Boston University launched a program this month called the ‘Condom Fairy,’ a free service that delivers contraception to students, according to BU’s Office of Wellness and Prevention Services.
Katharine Mooney, Wellness Coordinator at BU’s Wellness and Prevention Services, said she believes this is the first condom-by-mail delivery service at a university. The program launched two weeks ago, she said, and since then the university has satisfied nearly 500 orders.
“It’s meant to be discreet,” Mooney said. “So when you go to your mailbox, no one will know what you’re getting.”
She said students may order up to two female condoms, three male condoms, three lubricants, and a dental dam. The gift also comes with literature on safe sex as well as a note from the Condom Fairy.
Mooney said that when she first thought of the idea for a mail-order condom service, she asked some students for their opinion, and the response was overwhelmingly enthusiastic.
“It built some confidence that this would resonate with our students and serve our students in a better way,” she said.

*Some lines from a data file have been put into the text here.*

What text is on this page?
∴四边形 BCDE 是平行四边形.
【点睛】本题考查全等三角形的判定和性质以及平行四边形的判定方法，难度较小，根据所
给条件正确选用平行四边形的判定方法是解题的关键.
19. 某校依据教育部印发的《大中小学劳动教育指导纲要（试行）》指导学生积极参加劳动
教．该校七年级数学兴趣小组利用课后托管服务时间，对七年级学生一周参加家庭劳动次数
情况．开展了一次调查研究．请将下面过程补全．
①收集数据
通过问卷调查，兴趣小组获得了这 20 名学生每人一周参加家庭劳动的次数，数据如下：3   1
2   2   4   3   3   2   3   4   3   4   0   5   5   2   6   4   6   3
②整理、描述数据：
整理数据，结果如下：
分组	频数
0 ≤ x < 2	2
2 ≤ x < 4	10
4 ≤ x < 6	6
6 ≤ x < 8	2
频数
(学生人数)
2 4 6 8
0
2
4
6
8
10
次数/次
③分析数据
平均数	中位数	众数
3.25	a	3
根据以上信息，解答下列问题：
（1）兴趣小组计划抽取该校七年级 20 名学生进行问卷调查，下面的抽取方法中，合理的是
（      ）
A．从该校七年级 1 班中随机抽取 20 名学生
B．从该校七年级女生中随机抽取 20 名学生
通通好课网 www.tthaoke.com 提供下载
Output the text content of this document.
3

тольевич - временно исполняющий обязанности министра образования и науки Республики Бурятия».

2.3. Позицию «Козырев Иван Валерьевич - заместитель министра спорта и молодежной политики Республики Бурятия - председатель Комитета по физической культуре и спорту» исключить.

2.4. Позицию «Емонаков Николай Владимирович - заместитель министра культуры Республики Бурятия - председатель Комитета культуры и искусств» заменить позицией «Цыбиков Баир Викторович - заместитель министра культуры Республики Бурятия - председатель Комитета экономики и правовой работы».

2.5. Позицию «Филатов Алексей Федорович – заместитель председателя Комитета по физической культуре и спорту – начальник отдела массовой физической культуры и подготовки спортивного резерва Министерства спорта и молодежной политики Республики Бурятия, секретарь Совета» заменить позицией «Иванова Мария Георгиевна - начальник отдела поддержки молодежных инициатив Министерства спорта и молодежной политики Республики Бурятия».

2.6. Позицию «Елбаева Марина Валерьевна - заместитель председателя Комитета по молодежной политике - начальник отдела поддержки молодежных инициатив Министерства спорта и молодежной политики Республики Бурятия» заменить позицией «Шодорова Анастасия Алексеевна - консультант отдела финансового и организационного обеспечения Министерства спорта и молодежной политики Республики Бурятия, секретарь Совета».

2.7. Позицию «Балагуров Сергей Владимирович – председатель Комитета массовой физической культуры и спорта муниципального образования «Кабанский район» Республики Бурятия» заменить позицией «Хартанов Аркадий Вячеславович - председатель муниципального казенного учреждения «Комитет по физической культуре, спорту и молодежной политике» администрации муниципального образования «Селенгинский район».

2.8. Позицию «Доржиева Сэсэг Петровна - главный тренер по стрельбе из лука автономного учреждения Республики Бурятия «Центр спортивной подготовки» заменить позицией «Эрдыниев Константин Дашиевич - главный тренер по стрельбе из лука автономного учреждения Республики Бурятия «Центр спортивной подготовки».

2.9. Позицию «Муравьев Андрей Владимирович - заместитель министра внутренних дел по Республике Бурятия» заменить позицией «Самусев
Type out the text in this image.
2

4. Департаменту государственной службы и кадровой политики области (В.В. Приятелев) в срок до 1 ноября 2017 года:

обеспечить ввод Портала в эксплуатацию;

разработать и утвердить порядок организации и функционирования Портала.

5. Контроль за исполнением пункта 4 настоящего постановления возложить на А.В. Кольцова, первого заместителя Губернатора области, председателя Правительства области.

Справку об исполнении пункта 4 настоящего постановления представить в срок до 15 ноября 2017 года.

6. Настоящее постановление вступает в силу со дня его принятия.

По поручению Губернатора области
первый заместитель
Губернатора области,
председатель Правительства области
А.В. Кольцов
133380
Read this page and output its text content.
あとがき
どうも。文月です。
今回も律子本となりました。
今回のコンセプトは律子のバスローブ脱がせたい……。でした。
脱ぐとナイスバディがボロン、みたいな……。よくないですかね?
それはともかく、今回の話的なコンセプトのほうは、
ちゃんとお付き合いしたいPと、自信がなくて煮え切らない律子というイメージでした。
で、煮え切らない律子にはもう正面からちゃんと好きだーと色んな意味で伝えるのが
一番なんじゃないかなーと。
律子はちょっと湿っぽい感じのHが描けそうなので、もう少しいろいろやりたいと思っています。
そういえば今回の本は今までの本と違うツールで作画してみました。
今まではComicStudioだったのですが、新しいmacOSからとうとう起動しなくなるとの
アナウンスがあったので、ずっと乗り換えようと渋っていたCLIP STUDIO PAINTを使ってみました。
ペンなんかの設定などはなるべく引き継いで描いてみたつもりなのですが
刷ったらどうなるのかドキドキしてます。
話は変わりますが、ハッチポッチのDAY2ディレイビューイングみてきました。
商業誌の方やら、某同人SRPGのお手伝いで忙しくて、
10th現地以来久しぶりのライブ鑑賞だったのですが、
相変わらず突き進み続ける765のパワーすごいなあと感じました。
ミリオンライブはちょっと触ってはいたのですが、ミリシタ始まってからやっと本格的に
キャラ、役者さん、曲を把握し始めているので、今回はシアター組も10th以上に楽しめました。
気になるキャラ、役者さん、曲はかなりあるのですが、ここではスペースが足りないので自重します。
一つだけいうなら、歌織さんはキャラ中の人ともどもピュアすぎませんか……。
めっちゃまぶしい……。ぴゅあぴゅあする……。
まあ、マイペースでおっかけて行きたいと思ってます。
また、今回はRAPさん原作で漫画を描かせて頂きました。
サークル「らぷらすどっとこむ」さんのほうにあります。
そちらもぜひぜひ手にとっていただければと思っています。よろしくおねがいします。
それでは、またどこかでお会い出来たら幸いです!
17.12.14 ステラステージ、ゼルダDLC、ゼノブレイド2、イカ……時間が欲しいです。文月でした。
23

Students pick the type of contraceptives they want to use online, and then fill in their mailbox information. The Condom Fairy only visits on-campus mailboxes, and students should expect their request to take 5 to 7 business days.
Each package costs about $1.50, she said, and 500 female condoms have been donated by the Female Health Company. The Office of Wellness and Prevention Services plans to host workshops for students who want to learn more about the female condom, since it is less widely used.
Mooney said the university will be decorating its shuttles with advertisements for the Condom Fairy, complete with “sassy” slogans and a cute cartoon drawing of the Fairy.
Slogans include, “fairy with benefits,” “she delivers so you can too,” and “don’t thank me, the pleasure’s all yours.”
Mooney said that student health ambassadors and BU students for sexual health package the orders. The gifts are then distributed through the university’s mail service.
BU’s Condom Fairy has already gotten a lot of buzz on social media:
“It’s really exciting to see such an enthusiasm,” Mooney said. “This is what we should be promoting.”